Authors: Susan Howatch
Tags: #Fiction, #Historical, #Sagas, #Psychological
“Not for you, no.”
“Nor for you either, darling—oh, come down out of those clouds of self-deception and
be honest!
If we went to Switzerland—”
“No, let’s forget Switzerland. And let’s forget Bishop Bell. I was only toying with a passing whim.”
“Well, I didn’t think you could possibly be serious, but knowing your divinely romantic but absolutely lethal idealistic streak—”
“You think you could be happy and fulfilled in London, do you?”
“Oh, of course—there’d be no end to the help I could give you! I could create such a smart home for us and cultivate all the right people and give dazzling little dinner-parties for sixteen every week—”
“Ah yes,” I said smiling at her, “I can see it all.”
“Oh God, Stephen, are you secretly horrified?
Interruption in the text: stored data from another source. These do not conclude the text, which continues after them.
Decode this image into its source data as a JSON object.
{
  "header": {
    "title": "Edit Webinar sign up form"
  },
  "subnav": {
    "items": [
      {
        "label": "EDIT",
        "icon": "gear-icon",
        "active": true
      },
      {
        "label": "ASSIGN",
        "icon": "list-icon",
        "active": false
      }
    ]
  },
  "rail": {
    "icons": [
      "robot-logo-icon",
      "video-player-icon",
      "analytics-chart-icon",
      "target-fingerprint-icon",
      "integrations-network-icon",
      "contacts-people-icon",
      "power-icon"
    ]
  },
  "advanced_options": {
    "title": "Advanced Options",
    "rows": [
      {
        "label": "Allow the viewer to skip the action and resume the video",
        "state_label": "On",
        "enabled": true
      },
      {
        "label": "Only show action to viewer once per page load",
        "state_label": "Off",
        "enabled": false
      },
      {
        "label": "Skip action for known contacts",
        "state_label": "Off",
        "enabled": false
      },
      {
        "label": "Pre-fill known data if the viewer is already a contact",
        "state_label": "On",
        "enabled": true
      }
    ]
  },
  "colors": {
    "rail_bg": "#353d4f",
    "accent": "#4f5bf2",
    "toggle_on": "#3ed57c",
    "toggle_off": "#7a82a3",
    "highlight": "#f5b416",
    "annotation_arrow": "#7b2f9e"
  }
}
Do you want to rush off to Switzerland after all?”
“All I want,” I said, “is for you to feel cherished, successful and happy.”
“Well, darling, that’s simply too noble of you and I’m on the point of soaking at least another six handkerchiefs, but our marriage won’t be worth tuppence if I wind up happy as a lark and you wind up miserable!”
“I couldn’t be happy if I felt I was causing you to suffer in any way. I couldn’t live with myself. So in the end it’s all mercifully simple,” I said to Aidan as if he were beside me instead of far away in Yorkshire, “as clear as it was long ago when Raven spoke in Christ Church Cathedral.” And to Darrow I added in the famous words of Martin Luther: “ ‘Here I stand. I can do no other.’ ”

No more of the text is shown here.